Located at 707 NW Everett St, the Golden West was built in 1892 as a French Renaissance Revival Style hotel to serve a white clientele. Although architecturally interesting, the building is most significant for the period in which the hotel was managed by African American businessman William Duncan Allen. From 1906 to 1930, when Allen served as proprietor, the Golden West became the only major hotel in Portland that was operated by an African American and that welcomed Black guests. The Golden West’s ground floor also served as an incubator for a variety of Black-owned businesses that served a predominately, if not exclusively, African American clientele during the 1910s and 20s. According to the nomination, “The Golden West Hotel was one of the most prominent Black-owned businesses in early twentieth century Portland and one of the most important community spaces available to African American Portlanders at this time.” Today, the Golden West is owned and operated by local nonprofit Central City Concern.

The Golden West nomination is available as a PDF.

Mt.

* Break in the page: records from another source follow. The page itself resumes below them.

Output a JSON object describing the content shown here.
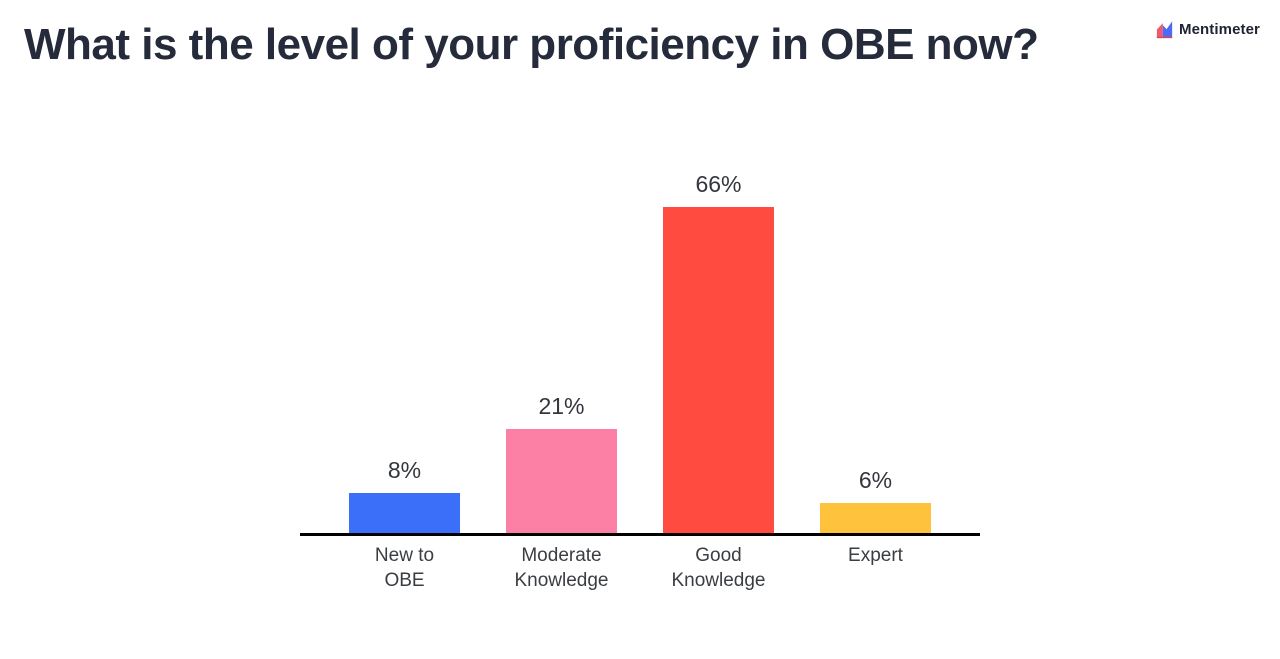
{
  "header": {
    "title": "What is the level of your proficiency in OBE now?"
  },
  "branding": {
    "logo_text": "Mentimeter",
    "logo_icon_colors": {
      "pink": "#f0596e",
      "blue": "#4a6bf5",
      "base_red": "#d6455d"
    }
  },
  "chart_data": {
    "type": "bar",
    "title": "What is the level of your proficiency in OBE now?",
    "categories": [
      "New to OBE",
      "Moderate Knowledge",
      "Good Knowledge",
      "Expert"
    ],
    "values": [
      8,
      21,
      66,
      6
    ],
    "value_labels": [
      "8%",
      "21%",
      "66%",
      "6%"
    ],
    "bar_colors": [
      "#3b6ffa",
      "#fc80a6",
      "#ff4b40",
      "#ffc23d"
    ],
    "unit": "%",
    "xlabel": "",
    "ylabel": "",
    "ylim": [
      0,
      100
    ],
    "grid": false,
    "legend": false,
    "axis_line_color": "#000000"
  }
}
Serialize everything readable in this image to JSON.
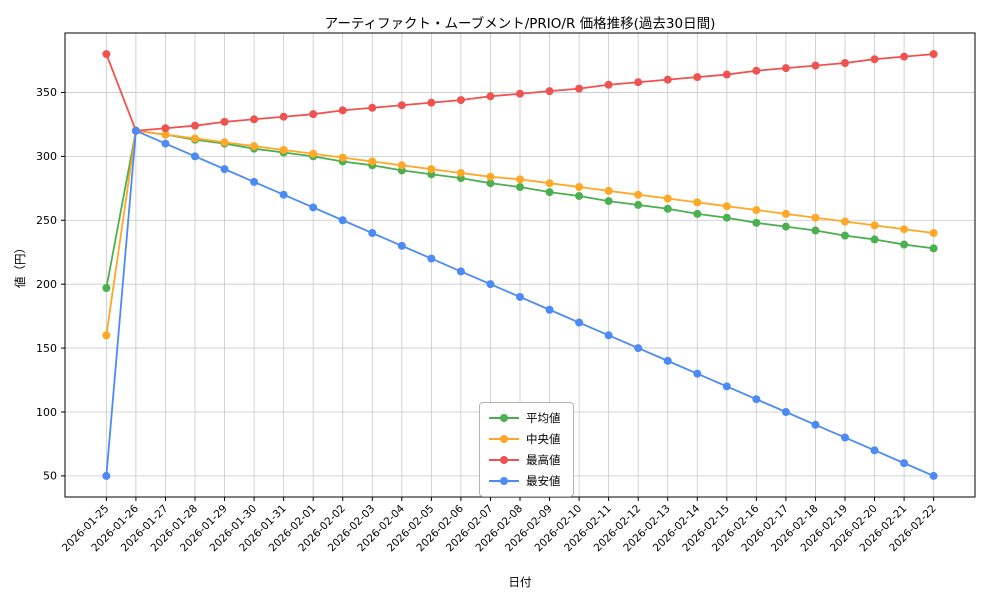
{
  "chart_data": {
    "type": "line",
    "title": "アーティファクト・ムーブメント/PRIO/R 価格推移(過去30日間)",
    "xlabel": "日付",
    "ylabel": "値（円）",
    "grid": true,
    "legend_position": "lower center",
    "ylim": [
      33.5,
      396.5
    ],
    "yticks": [
      50,
      100,
      150,
      200,
      250,
      300,
      350
    ],
    "categories": [
      "2026-01-25",
      "2026-01-26",
      "2026-01-27",
      "2026-01-28",
      "2026-01-29",
      "2026-01-30",
      "2026-01-31",
      "2026-02-01",
      "2026-02-02",
      "2026-02-03",
      "2026-02-04",
      "2026-02-05",
      "2026-02-06",
      "2026-02-07",
      "2026-02-08",
      "2026-02-09",
      "2026-02-10",
      "2026-02-11",
      "2026-02-12",
      "2026-02-13",
      "2026-02-14",
      "2026-02-15",
      "2026-02-16",
      "2026-02-17",
      "2026-02-18",
      "2026-02-19",
      "2026-02-20",
      "2026-02-21",
      "2026-02-22"
    ],
    "series": [
      {
        "id": "average",
        "name": "平均値",
        "color": "#4CAF50",
        "values": [
          197,
          320,
          317,
          313,
          310,
          306,
          303,
          300,
          296,
          293,
          289,
          286,
          283,
          279,
          276,
          272,
          269,
          265,
          262,
          259,
          255,
          252,
          248,
          245,
          242,
          238,
          235,
          231,
          228
        ]
      },
      {
        "id": "median",
        "name": "中央値",
        "color": "#FFA726",
        "values": [
          160,
          320,
          317,
          314,
          311,
          308,
          305,
          302,
          299,
          296,
          293,
          290,
          287,
          284,
          282,
          279,
          276,
          273,
          270,
          267,
          264,
          261,
          258,
          255,
          252,
          249,
          246,
          243,
          240
        ]
      },
      {
        "id": "max",
        "name": "最高値",
        "color": "#EF5350",
        "values": [
          380,
          320,
          322,
          324,
          327,
          329,
          331,
          333,
          336,
          338,
          340,
          342,
          344,
          347,
          349,
          351,
          353,
          356,
          358,
          360,
          362,
          364,
          367,
          369,
          371,
          373,
          376,
          378,
          380
        ]
      },
      {
        "id": "min",
        "name": "最安値",
        "color": "#4C8BF5",
        "values": [
          50,
          320,
          310,
          300,
          290,
          280,
          270,
          260,
          250,
          240,
          230,
          220,
          210,
          200,
          190,
          180,
          170,
          160,
          150,
          140,
          130,
          120,
          110,
          100,
          90,
          80,
          70,
          60,
          50
        ]
      }
    ]
  }
}
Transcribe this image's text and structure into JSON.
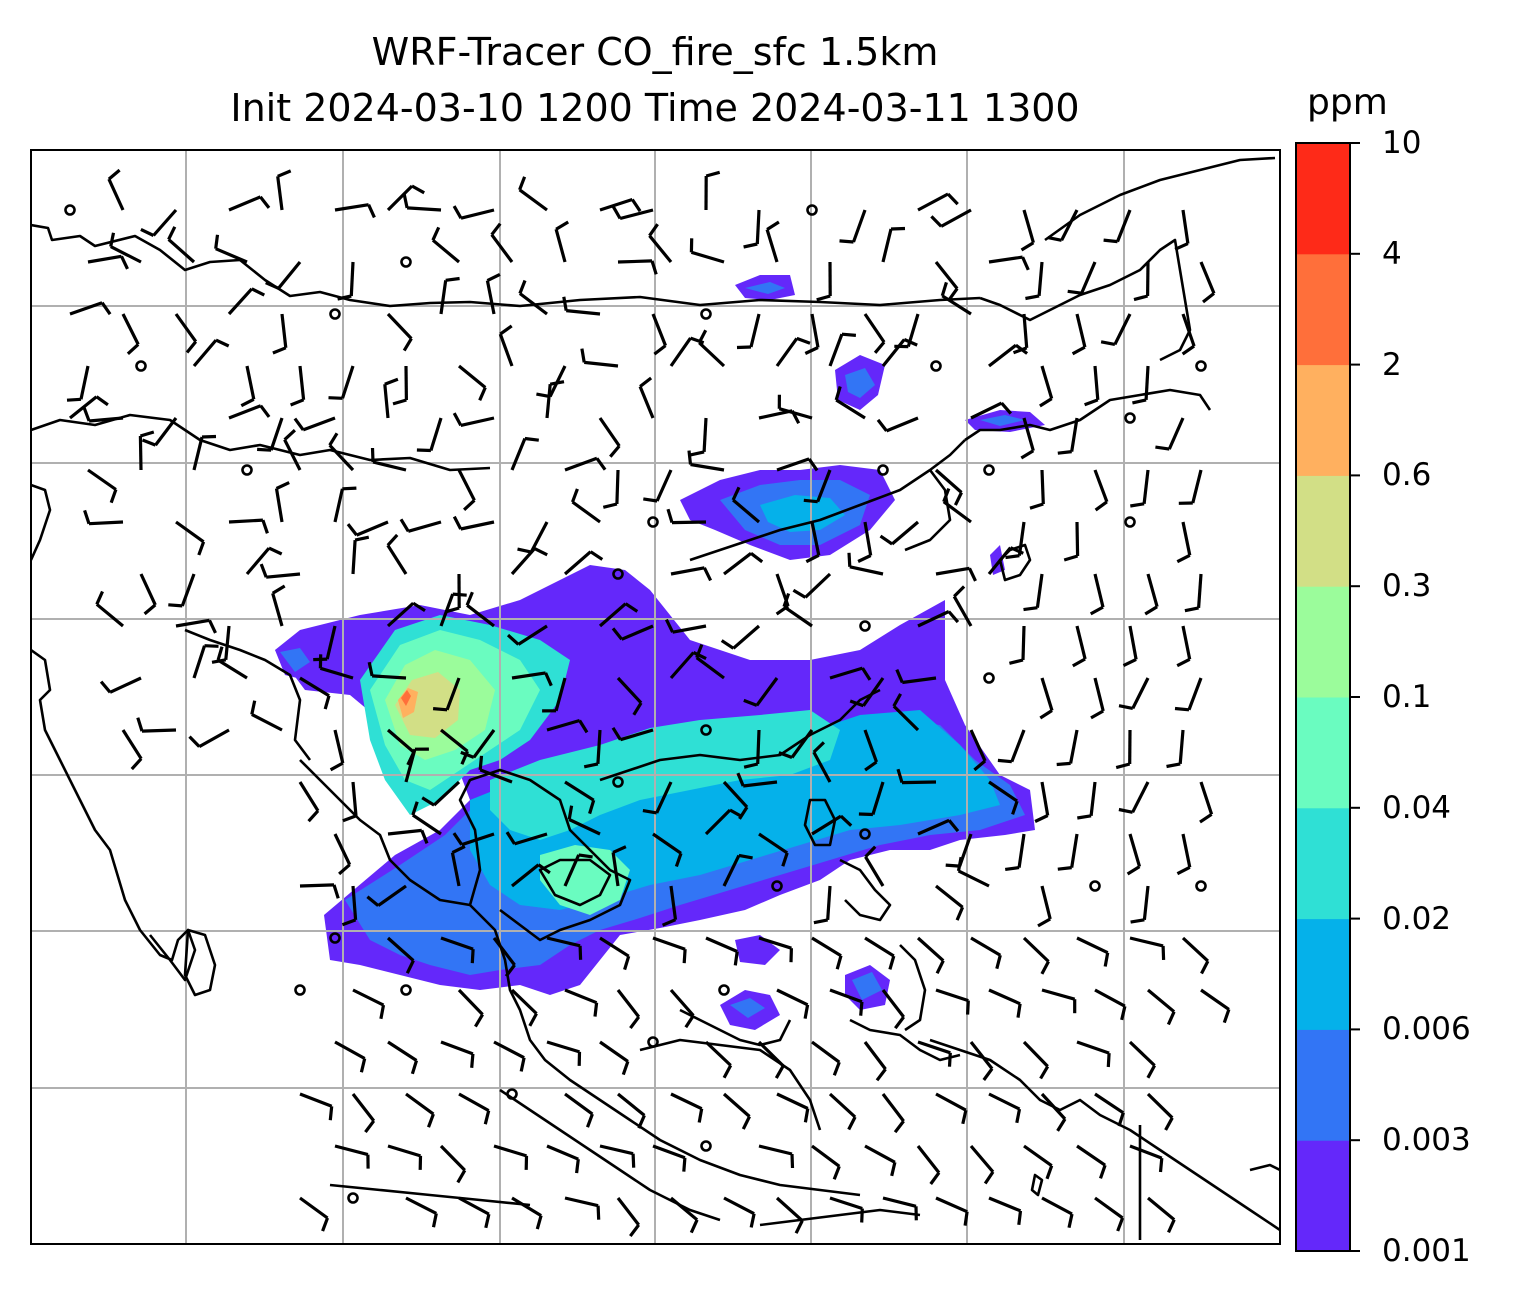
{
  "title": {
    "line1": "WRF-Tracer CO_fire_sfc 1.5km",
    "line2": "Init 2024-03-10 1200 Time 2024-03-11 1300"
  },
  "map": {
    "variable": "CO_fire_sfc",
    "level": "1.5km",
    "init_time": "2024-03-10 1200",
    "valid_time": "2024-03-11 1300",
    "overlay": "wind barbs",
    "coastlines": true,
    "gridlines": true,
    "gridline_color": "#b0b0b0"
  },
  "colorbar": {
    "unit": "ppm",
    "levels": [
      "0.001",
      "0.003",
      "0.006",
      "0.02",
      "0.04",
      "0.1",
      "0.3",
      "0.6",
      "2",
      "4",
      "10"
    ],
    "colors": [
      "#6428fa",
      "#3275f5",
      "#05b1ea",
      "#2fe0d5",
      "#6afcc0",
      "#9bfc9b",
      "#d2df86",
      "#ffb05f",
      "#ff6f3a",
      "#fe2a18"
    ]
  },
  "chart_data": {
    "type": "heatmap",
    "title": "WRF-Tracer CO_fire_sfc 1.5km\nInit 2024-03-10 1200 Time 2024-03-11 1300",
    "colorbar_label": "ppm",
    "colorbar_ticks": [
      0.001,
      0.003,
      0.006,
      0.02,
      0.04,
      0.1,
      0.3,
      0.6,
      2,
      4,
      10
    ],
    "colorbar_colors": [
      "#6428fa",
      "#3275f5",
      "#05b1ea",
      "#2fe0d5",
      "#6afcc0",
      "#9bfc9b",
      "#d2df86",
      "#ffb05f",
      "#ff6f3a",
      "#fe2a18"
    ],
    "grid": true
  }
}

Olivet Baptist Church

A classic stone church rises from the surrounding cityscape.
Mt. Olivet Baptist Church. Image courtesy Intisar Abioto.

Located at 1734 NE 1st Ave, Mt. Olivet Baptist Church was built in 1923 for one of Portland’s first Black congregations and today stands as the oldest extant African American worship space in Lower Albina. Since the time of its construction, the church building has served as a venue for cultural, social, and political events of importance to the local Black community. During its early years, Mt. Olivet’s renowned music ministry program fostered Black artistic expression and cultural pride through its public performances of traditional African American spirituals and gospel music. And, perhaps most importantly, the church provided critical meeting space for local civil rights organizations and hosted many leading civil rights leaders, labor activists, politicians, and other activists from 1923 to 1973.

The Mt. Olivet nomination is available as a PDF.

Dean’s Barber Shop and Beauty Salon

A smiling, waving African American woman poses with a classic car in front of a brick building with a sign reading "Dean's Barber Shop and Beauty Salon."
Dean’s in 1957. Image courtesy Dean family archive.

Located at 213-215 NE Hancock Street, Dean’s Beauty Salon and Barber Shop was built in 1956 for Benjamin and Mary Rose Dean and today stands as the oldest continuously operating Black-owned barber shop or salon in Portland. The shop significantly illustrates the important role of barbering and beauty culture in African American life, both as a means to build wealth through entrepreneurship and as an important expression of pride and solidarity with other members of the Black community. Dean’s has been an enduring presence in Lower Albina despite government-sponsored clearance, redevelopment, disinvestment, and gentrification, which have displaced a large percentage of the area’s Black residents and businesses over the past half century.

The Dean’s nomination is available as a PDF.

More information on Portland’s African American historic properties and the history of displacement in Albina can be found in the National Register document “African American Resources in Portland, Oregon, from 1851 to 1973,” the report “History of Racist Planning in Portland,” and the recently published zine “A Dream Rezoned.”